DealLawyers.com Blog

May 2, 2008

Exclusive Remedy Clauses and Extra-Contractual Disclaimers

Many thanks to Broc for inviting me to join the blog. I thought I’d use my first post to flag a new case out of Delaware – from the Superior Court, not the Court of Chancery.

In Transched Systems Ltd. v. Versyss Transit Solutions, LLC, 2008 WL 948307 (Del. Super. Ct. Apr. 2, 2008), the court dismissed negligent misrepresentation claims allegedly made by a seller while negotiating an asset purchase agreement. The court had no trouble dismissing the claim in light of the contract’s exclusive remedy provision:

The foregoing indemnification provisions shall constitute the sole and exclusive remedy for monetary damages in respect of any breach of or default under this Agreement by any Party and each Party hereby waives and releases any and all statutory, equitable, or common law remedy for monetary damages any Party may have in respect of any breach of or default under this Agreement.

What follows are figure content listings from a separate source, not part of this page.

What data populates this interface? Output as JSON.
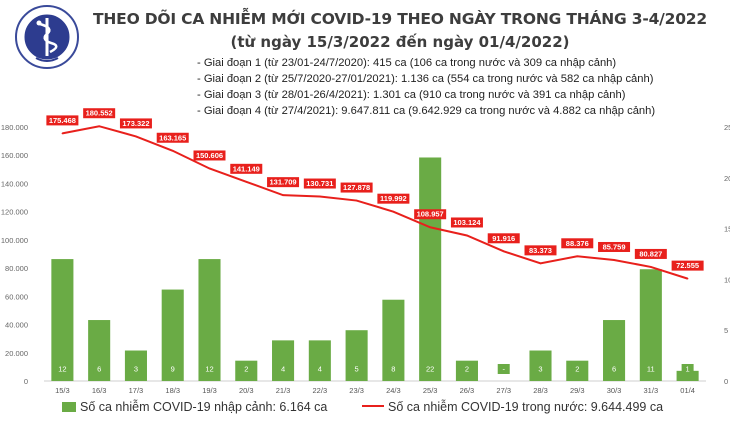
{
  "title_line1": "THEO DÕI CA NHIỄM MỚI COVID-19 THEO NGÀY TRONG THÁNG 3-4/2022",
  "title_line2": "(từ ngày 15/3/2022 đến ngày 01/4/2022)",
  "phases": [
    "- Giai đoạn 1 (từ 23/01-24/7/2020): 415 ca (106 ca trong nước và 309 ca nhập cảnh)",
    "- Giai đoạn 2 (từ 25/7/2020-27/01/2021): 1.136 ca (554 ca trong nước và 582 ca nhập cảnh)",
    "- Giai đoạn 3 (từ 28/01-26/4/2021): 1.301 ca (910 ca trong nước và 391 ca nhập cảnh)",
    "- Giai đoạn 4 (từ 27/4/2021): 9.647.811 ca (9.642.929 ca trong nước và 4.882 ca nhập cảnh)"
  ],
  "logo_text": "BỘ Y TẾ · MINISTRY OF HEALTH",
  "colors": {
    "bar": "#6aab45",
    "line": "#e8201c",
    "label_box": "#e8201c"
  },
  "chart_data": {
    "type": "bar+line",
    "categories": [
      "15/3",
      "16/3",
      "17/3",
      "18/3",
      "19/3",
      "20/3",
      "21/3",
      "22/3",
      "23/3",
      "24/3",
      "25/3",
      "26/3",
      "27/3",
      "28/3",
      "29/3",
      "30/3",
      "31/3",
      "01/4"
    ],
    "left_axis": {
      "ylim": [
        0,
        180000
      ],
      "ticks": [
        "0",
        "20.000",
        "40.000",
        "60.000",
        "80.000",
        "100.000",
        "120.000",
        "140.000",
        "160.000",
        "180.000"
      ]
    },
    "right_axis": {
      "ylim": [
        0,
        25
      ],
      "ticks": [
        "0",
        "5",
        "10",
        "15",
        "20",
        "25"
      ]
    },
    "series": [
      {
        "name": "Số ca nhiễm COVID-19 nhập cảnh: 6.164 ca",
        "axis": "right",
        "kind": "bar",
        "values": [
          12,
          6,
          3,
          9,
          12,
          2,
          4,
          4,
          5,
          8,
          22,
          2,
          0,
          3,
          2,
          6,
          11,
          1
        ],
        "labels": [
          "12",
          "6",
          "3",
          "9",
          "12",
          "2",
          "4",
          "4",
          "5",
          "8",
          "22",
          "2",
          "-",
          "3",
          "2",
          "6",
          "11",
          "1"
        ]
      },
      {
        "name": "Số ca nhiễm COVID-19 trong nước: 9.644.499 ca",
        "axis": "left",
        "kind": "line",
        "values": [
          175468,
          180552,
          173322,
          163165,
          150606,
          141149,
          131709,
          130731,
          127878,
          119992,
          108957,
          103124,
          91916,
          83373,
          88376,
          85759,
          80827,
          72555
        ],
        "labels": [
          "175.468",
          "180.552",
          "173.322",
          "163.165",
          "150.606",
          "141.149",
          "131.709",
          "130.731",
          "127.878",
          "119.992",
          "108.957",
          "103.124",
          "91.916",
          "83.373",
          "88.376",
          "85.759",
          "80.827",
          "72.555"
        ]
      }
    ],
    "legend_position": "bottom"
  }
}
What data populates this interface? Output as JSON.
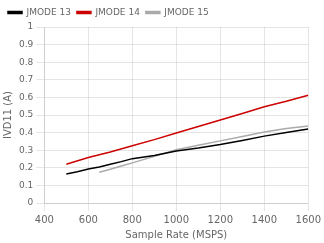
{
  "chart_data": {
    "type": "line",
    "xlabel": "Sample Rate (MSPS)",
    "ylabel": "IVD11 (A)",
    "xlim": [
      400,
      1600
    ],
    "ylim": [
      0,
      1
    ],
    "xticks": [
      400,
      600,
      800,
      1000,
      1200,
      1400,
      1600
    ],
    "yticks": [
      0,
      0.1,
      0.2,
      0.3,
      0.4,
      0.5,
      0.6,
      0.7,
      0.8,
      0.9,
      1
    ],
    "grid": true,
    "legend": "upper left",
    "series": [
      {
        "name": "JMODE 13",
        "color": "#000000",
        "x": [
          500,
          550,
          600,
          650,
          700,
          750,
          800,
          900,
          1000,
          1100,
          1200,
          1300,
          1400,
          1500,
          1600
        ],
        "values": [
          0.165,
          0.178,
          0.193,
          0.205,
          0.22,
          0.235,
          0.252,
          0.27,
          0.295,
          0.312,
          0.332,
          0.355,
          0.38,
          0.4,
          0.42
        ]
      },
      {
        "name": "JMODE 14",
        "color": "#cc0000",
        "x": [
          500,
          600,
          700,
          800,
          900,
          1000,
          1100,
          1200,
          1300,
          1400,
          1500,
          1600
        ],
        "values": [
          0.22,
          0.258,
          0.29,
          0.325,
          0.36,
          0.398,
          0.435,
          0.472,
          0.508,
          0.547,
          0.578,
          0.612
        ]
      },
      {
        "name": "JMODE 15",
        "color": "#aaaaaa",
        "x": [
          650,
          700,
          750,
          800,
          900,
          1000,
          1100,
          1200,
          1300,
          1400,
          1500,
          1600
        ],
        "values": [
          0.175,
          0.192,
          0.21,
          0.228,
          0.265,
          0.303,
          0.328,
          0.353,
          0.378,
          0.403,
          0.423,
          0.438
        ]
      }
    ]
  }
}
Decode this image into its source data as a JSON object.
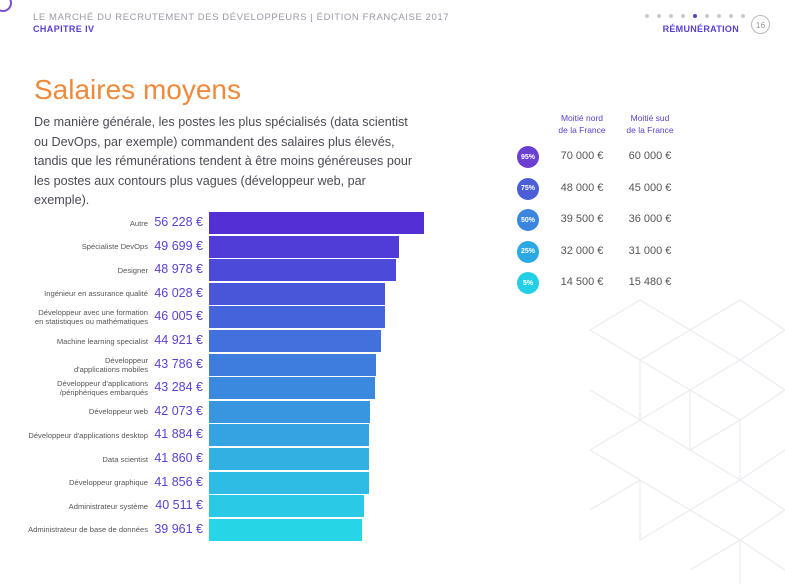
{
  "header": {
    "report_title": "LE MARCHÉ DU RECRUTEMENT DES DÉVELOPPEURS | ÉDITION FRANÇAISE 2017",
    "chapter": "CHAPITRE IV",
    "section": "RÉMUNÉRATION",
    "page_number": "16",
    "nav_dots": 9,
    "active_dot": 4
  },
  "title": "Salaires moyens",
  "intro": "De manière générale, les postes les plus spécialisés (data scientist ou DevOps, par exemple) commandent des salaires plus élevés, tandis que les rémunérations tendent à être moins généreuses pour les postes aux contours plus vagues (développeur web, par exemple).",
  "colors": {
    "accent_orange": "#ee8a3c",
    "accent_purple": "#5b3fd1",
    "bar_gradient_start": "#5330d6",
    "bar_gradient_end": "#27d6e6"
  },
  "chart_data": {
    "type": "bar",
    "orientation": "horizontal",
    "title": "Salaires moyens",
    "categories": [
      "Autre",
      "Spécialiste DevOps",
      "Designer",
      "Ingénieur en assurance qualité",
      "Développeur avec une formation en statistiques ou mathématiques",
      "Machine learning specialist",
      "Développeur d'applications mobiles",
      "Développeur d'applications /périphériques embarqués",
      "Développeur web",
      "Développeur d'applications desktop",
      "Data scientist",
      "Développeur graphique",
      "Administrateur système",
      "Administrateur de base de données"
    ],
    "display_lines": [
      [
        "Autre"
      ],
      [
        "Spécialiste DevOps"
      ],
      [
        "Designer"
      ],
      [
        "Ingénieur en assurance qualité"
      ],
      [
        "Développeur avec une formation",
        "en statistiques ou mathématiques"
      ],
      [
        "Machine learning specialist"
      ],
      [
        "Développeur",
        "d'applications mobiles"
      ],
      [
        "Développeur d'applications",
        "/périphériques embarqués"
      ],
      [
        "Développeur web"
      ],
      [
        "Développeur d'applications desktop"
      ],
      [
        "Data scientist"
      ],
      [
        "Développeur graphique"
      ],
      [
        "Administrateur système"
      ],
      [
        "Administrateur de base de données"
      ]
    ],
    "values": [
      56228,
      49699,
      48978,
      46028,
      46005,
      44921,
      43786,
      43284,
      42073,
      41884,
      41860,
      41856,
      40511,
      39961
    ],
    "value_labels": [
      "56 228 €",
      "49 699 €",
      "48 978 €",
      "46 028 €",
      "46 005 €",
      "44 921 €",
      "43 786 €",
      "43 284 €",
      "42 073 €",
      "41 884 €",
      "41 860 €",
      "41 856 €",
      "40 511 €",
      "39 961 €"
    ],
    "unit": "€",
    "xlim": [
      0,
      56228
    ],
    "grid": false,
    "legend": "none"
  },
  "percentile_table": {
    "headers": [
      "Moitié nord de la France",
      "Moitié sud de la France"
    ],
    "header_lines": [
      [
        "Moitié nord",
        "de la France"
      ],
      [
        "Moitié sud",
        "de la France"
      ]
    ],
    "rows": [
      {
        "percentile": "95%",
        "color": "#6a3fd1",
        "north": "70 000 €",
        "south": "60 000 €"
      },
      {
        "percentile": "75%",
        "color": "#4a5fd6",
        "north": "48 000 €",
        "south": "45 000 €"
      },
      {
        "percentile": "50%",
        "color": "#3a86dd",
        "north": "39 500 €",
        "south": "36 000 €"
      },
      {
        "percentile": "25%",
        "color": "#2aa9e3",
        "north": "32 000 €",
        "south": "31 000 €"
      },
      {
        "percentile": "5%",
        "color": "#23cfe6",
        "north": "14 500 €",
        "south": "15 480 €"
      }
    ]
  }
}
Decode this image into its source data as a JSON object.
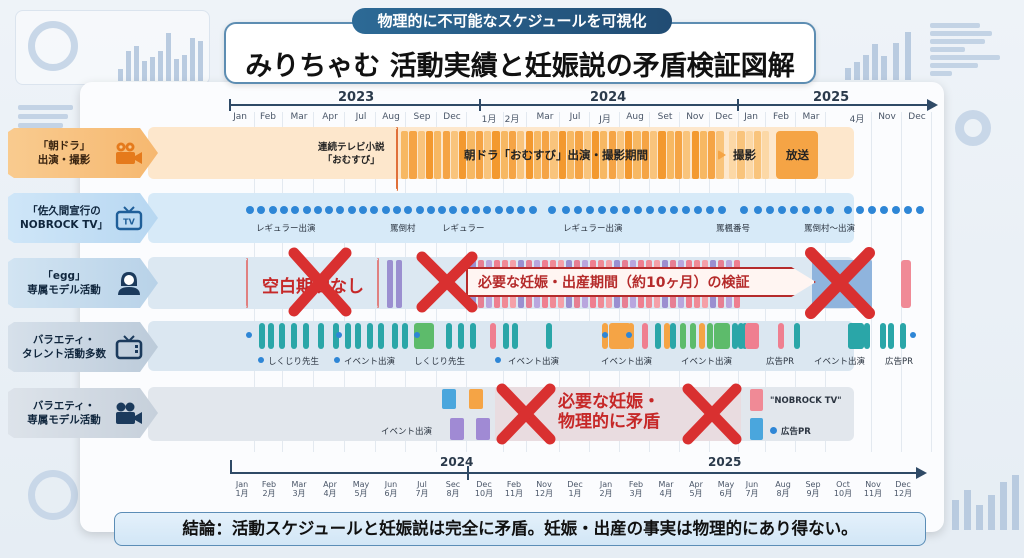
{
  "header": {
    "subtitle": "物理的に不可能なスケジュールを可視化",
    "title": "みりちゃむ 活動実績と妊娠説の矛盾検証図解"
  },
  "top_axis": {
    "years": [
      "2023",
      "2024",
      "2025"
    ],
    "months": [
      "Jan",
      "Feb",
      "Mar",
      "Apr",
      "Jul",
      "Aug",
      "Sep",
      "Dec",
      "1月",
      "2月",
      "Mar",
      "Jul",
      "J月",
      "Aug",
      "Set",
      "Nov",
      "Dec",
      "Jan",
      "Feb",
      "Mar",
      "4月",
      "Nov",
      "Dec"
    ]
  },
  "rows": [
    {
      "label": "「朝ドラ」\n出演・撮影",
      "icon": "video-camera-icon",
      "color": "#f7b96b",
      "annotations": {
        "pre": "連続テレビ小説\n「おむすび」",
        "main": "朝ドラ「おむすび」出演・撮影期間",
        "shoot": "撮影",
        "broadcast": "放送"
      }
    },
    {
      "label": "「佐久間宣行の\nNOBROCK TV」",
      "icon": "tv-icon",
      "color": "#d4e8f7",
      "annotations": [
        "レギュラー出演",
        "罵倒村",
        "レギュラー",
        "レギュラー出演",
        "罵楓番号",
        "罵倒村〜出演"
      ]
    },
    {
      "label": "「egg」\n専属モデル活動",
      "icon": "person-icon",
      "color": "#cfe0ee",
      "annotations": {
        "no_gap": "空白期間なし",
        "banner": "必要な妊娠・出産期間（約10ヶ月）の検証"
      }
    },
    {
      "label": "バラエティ・\nタレント活動多数",
      "icon": "tv-icon",
      "color": "#d6e2ee",
      "annotations": [
        "しくじり先生",
        "イベント出演",
        "しくじり先生",
        "イベント出演",
        "イベント出演",
        "イベント出演",
        "広告PR",
        "イベント出演",
        "広告PR"
      ]
    },
    {
      "label": "バラエティ・\n専属モデル活動",
      "icon": "video-camera-icon",
      "color": "#dde3ea",
      "annotations": {
        "event": "イベント出演",
        "contradiction": "必要な妊娠・\n物理的に矛盾",
        "legend_nobrock": "\"NOBROCK TV\"",
        "legend_ad": "広告PR"
      }
    }
  ],
  "bottom_axis": {
    "years": [
      "2024",
      "2025"
    ],
    "months": [
      "Jan\n1月",
      "Feb\n2月",
      "Mar\n3月",
      "Apr\n4月",
      "May\n5月",
      "Jun\n6月",
      "Jul\n7月",
      "Sec\n8月",
      "Dec\n10月",
      "Feb\n11月",
      "Nov\n12月",
      "Dec\n1月",
      "Jan\n2月",
      "Feb\n3月",
      "Mar\n4月",
      "Apr\n5月",
      "May\n6月",
      "Jun\n7月",
      "Aug\n8月",
      "Sep\n9月",
      "Oct\n10月",
      "Nov\n11月",
      "Dec\n12月"
    ]
  },
  "conclusion": "結論：活動スケジュールと妊娠説は完全に矛盾。妊娠・出産の事実は物理的にあり得ない。",
  "colors": {
    "accent_blue": "#2f4a66",
    "orange": "#f5a445",
    "red_x": "#d93030",
    "teal": "#2aa6a8",
    "purple": "#9b8fd0",
    "pink": "#ef7f90"
  }
}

The court also relied on an integration clause and the following extra-contractual disclaimer:

Except as expressly set forth [herein], Sellers make no representation or warranty, express or implied, at law or in equity, in respect of any of its assets (including, without limitation, the Acquired Assets), or operations, including, without limitation, with respect to the merchantability or fitness for any particular purpose. Buyer hereby acknowledges and agrees that, except to the extent specifically set forth [herein], Buyer is purchasing the Acquired Assets “as-is, where-is.” Without limiting the generality of the foregoing, Seller makes no representation or warranty regarding any assets other than the Acquired Assets or any liabilities other than the Assumed Liabilities, and none shall be implied at law or in equity.

This case is one of many Delaware decisions blessing specific contract language that can limit a party’s remedies to indemnification (except for fraud). It’s also a good reminder for buyers and sellers of the significance of extra-contractual disclaimers.